Hi

Thanks for following up, and sorry for the delay in getting back to you.

You're right to suspect the issue might be related to device changes. Here’s how the crash can be triggered:

  1. The VM initially uses a SATA controller, with a disk defined as:

    xml
    <controller type="scsi" index="0" model="lsilogic"></controller> <disk type='file' device='disk'> <driver name='qemu' type='qcow2'/> <source file='/var/lib/libvirt/images/Testguest.qcow2'/> <target dev='sda' bus='sata'/> </disk>
  2. A snapshot is created at this point — which records the disk as sda.

  3. Later, the VM is reconfigured to use a virtio controller, and the disk is now assigned as vda.

  4. When the VM is running and the snapshot is deleted, the snapshot code still expects to find a disk named sda in the current VM definition.

Because of this mismatch, qemuDomainDiskByName() returns NULL, and the crash occurs when the result is used without a null check.

This can easily happen during controller or disk bus reconfiguration between snapshot and deletion.
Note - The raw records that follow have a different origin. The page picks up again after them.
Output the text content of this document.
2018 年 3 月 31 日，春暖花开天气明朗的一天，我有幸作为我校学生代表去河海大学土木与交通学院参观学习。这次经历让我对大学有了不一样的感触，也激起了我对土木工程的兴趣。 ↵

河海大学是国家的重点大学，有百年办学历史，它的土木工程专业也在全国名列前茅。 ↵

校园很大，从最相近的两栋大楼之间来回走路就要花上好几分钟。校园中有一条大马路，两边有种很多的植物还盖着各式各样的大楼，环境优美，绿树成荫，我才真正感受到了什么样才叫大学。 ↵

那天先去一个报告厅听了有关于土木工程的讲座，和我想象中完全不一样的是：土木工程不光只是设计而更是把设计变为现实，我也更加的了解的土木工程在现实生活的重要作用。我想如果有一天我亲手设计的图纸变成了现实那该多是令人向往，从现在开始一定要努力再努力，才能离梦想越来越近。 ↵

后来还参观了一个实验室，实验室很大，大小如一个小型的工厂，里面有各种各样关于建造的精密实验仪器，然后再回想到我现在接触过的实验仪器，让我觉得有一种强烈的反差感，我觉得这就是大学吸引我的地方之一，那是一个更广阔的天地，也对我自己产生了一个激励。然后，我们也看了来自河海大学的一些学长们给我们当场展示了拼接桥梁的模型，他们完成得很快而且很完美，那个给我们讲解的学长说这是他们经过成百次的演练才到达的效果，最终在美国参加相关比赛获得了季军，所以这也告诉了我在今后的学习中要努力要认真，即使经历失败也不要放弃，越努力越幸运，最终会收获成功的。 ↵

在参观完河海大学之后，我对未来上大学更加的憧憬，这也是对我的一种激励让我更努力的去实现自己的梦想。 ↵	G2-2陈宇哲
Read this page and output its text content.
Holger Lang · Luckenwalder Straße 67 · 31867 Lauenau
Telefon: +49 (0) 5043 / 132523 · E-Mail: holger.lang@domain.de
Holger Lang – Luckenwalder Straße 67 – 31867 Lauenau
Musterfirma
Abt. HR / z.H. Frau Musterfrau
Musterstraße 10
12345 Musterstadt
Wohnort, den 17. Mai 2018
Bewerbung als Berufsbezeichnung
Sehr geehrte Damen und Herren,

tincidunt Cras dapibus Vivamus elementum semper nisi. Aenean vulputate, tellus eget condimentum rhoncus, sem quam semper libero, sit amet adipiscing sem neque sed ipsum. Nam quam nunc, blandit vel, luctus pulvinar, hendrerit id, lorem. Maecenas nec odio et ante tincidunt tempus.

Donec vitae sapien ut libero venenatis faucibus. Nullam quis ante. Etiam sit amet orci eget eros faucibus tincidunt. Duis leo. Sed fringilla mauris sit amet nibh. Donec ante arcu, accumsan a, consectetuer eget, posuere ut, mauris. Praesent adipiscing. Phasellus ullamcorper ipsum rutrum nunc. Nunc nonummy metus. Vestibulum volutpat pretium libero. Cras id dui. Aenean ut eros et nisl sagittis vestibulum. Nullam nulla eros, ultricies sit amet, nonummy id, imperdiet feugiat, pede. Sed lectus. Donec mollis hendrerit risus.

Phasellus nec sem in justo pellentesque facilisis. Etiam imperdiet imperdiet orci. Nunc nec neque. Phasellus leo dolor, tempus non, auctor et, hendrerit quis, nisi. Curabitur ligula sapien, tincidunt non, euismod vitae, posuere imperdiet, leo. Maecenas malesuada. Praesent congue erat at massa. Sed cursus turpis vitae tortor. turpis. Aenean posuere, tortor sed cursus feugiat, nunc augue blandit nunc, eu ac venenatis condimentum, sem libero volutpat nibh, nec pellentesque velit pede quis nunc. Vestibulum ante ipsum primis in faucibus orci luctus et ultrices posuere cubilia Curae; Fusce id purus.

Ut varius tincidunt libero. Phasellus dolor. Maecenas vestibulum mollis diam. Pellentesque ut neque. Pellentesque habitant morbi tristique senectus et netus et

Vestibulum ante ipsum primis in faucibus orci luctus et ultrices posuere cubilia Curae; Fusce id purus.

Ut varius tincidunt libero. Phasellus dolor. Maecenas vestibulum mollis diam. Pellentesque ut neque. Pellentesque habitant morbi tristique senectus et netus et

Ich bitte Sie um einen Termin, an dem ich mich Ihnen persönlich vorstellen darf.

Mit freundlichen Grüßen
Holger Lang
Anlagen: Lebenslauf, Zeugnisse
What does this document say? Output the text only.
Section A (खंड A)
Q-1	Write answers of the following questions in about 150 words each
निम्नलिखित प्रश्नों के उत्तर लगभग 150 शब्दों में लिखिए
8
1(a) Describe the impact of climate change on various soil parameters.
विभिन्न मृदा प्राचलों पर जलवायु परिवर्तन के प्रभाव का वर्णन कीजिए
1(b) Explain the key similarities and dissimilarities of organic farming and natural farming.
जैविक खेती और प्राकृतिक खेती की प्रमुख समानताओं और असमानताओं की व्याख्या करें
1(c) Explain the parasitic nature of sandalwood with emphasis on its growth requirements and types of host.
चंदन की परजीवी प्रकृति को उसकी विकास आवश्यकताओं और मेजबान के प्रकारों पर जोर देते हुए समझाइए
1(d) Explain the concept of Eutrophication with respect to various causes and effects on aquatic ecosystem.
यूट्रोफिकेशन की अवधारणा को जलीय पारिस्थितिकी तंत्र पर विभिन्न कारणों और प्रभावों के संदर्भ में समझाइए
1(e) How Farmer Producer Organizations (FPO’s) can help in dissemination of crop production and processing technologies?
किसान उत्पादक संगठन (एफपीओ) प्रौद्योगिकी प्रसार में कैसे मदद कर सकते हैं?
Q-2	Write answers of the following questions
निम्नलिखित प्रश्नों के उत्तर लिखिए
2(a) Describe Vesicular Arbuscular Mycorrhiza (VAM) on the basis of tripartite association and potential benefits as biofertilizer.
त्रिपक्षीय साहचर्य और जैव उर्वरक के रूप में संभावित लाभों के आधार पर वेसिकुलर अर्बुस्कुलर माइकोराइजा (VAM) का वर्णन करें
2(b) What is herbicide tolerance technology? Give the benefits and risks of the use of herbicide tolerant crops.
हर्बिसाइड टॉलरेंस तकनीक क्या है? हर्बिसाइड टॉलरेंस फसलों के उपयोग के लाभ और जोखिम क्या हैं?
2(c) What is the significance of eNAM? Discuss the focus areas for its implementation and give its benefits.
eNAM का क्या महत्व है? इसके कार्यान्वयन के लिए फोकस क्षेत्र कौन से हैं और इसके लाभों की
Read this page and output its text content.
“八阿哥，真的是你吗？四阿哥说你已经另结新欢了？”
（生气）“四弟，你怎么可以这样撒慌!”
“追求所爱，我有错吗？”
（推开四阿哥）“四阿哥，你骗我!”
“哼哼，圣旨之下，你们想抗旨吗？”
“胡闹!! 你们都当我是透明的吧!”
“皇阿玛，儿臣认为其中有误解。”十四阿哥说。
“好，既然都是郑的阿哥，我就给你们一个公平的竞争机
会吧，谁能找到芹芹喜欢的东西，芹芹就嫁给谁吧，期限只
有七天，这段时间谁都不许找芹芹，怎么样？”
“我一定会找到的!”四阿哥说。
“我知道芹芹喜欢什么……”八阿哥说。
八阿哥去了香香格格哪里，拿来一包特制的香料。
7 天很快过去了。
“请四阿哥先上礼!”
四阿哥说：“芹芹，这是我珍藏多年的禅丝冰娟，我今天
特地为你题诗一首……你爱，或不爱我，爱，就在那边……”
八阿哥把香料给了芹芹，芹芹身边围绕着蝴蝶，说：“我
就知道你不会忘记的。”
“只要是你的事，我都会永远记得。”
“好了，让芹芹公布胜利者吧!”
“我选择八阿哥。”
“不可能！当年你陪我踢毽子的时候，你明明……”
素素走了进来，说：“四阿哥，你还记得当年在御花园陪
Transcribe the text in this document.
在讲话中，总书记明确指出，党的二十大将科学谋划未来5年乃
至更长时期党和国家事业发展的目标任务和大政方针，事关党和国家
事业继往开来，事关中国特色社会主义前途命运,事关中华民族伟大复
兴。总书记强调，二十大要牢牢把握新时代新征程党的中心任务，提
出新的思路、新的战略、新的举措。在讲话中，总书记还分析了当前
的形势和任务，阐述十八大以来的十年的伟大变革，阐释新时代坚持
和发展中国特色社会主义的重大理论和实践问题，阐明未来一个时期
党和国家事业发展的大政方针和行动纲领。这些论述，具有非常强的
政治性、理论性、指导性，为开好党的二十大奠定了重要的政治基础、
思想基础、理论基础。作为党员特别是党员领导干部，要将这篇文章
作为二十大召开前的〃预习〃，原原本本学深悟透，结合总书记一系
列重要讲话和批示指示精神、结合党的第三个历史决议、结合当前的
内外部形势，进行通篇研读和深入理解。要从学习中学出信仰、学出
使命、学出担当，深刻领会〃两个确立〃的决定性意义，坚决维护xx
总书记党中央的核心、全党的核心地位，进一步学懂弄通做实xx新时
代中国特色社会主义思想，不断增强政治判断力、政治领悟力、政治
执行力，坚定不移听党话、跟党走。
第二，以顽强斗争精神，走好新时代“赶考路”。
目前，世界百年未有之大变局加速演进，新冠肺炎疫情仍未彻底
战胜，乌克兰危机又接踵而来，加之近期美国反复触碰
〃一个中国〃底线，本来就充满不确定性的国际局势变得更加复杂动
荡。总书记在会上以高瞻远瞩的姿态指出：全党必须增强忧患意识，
The patch adds sanity checks to ensure we don’t dereference a null pointer in this situation.

Let me know if you’d like me to adjust the wording in the error messages or add a reproducer for automated testing.

Best regards,
kaihuan


Martin Kletzander <mkletzan@redhat.com> 于2025年1月22日周三 21:05写道:
On Fri, Nov 29, 2024 at 10:56:45PM +0800, kaihuan wrote:
>qemuDomainDiskByName() can return a NULL pointer on failure.
>But this returned value in qemuSnapshotDeleteValidate is not checked.It will make libvirtd crash.
>

Hi, looking through old unreviewed patches I found this one.  Sorry for
the wait.  Can you explain whether you found out how to trigger that?
This looks like there is some other issue that causes a snapshot having
a disk that is not in the domain.  Does that happen when you want to
delete a snapshot after unplugging a disk?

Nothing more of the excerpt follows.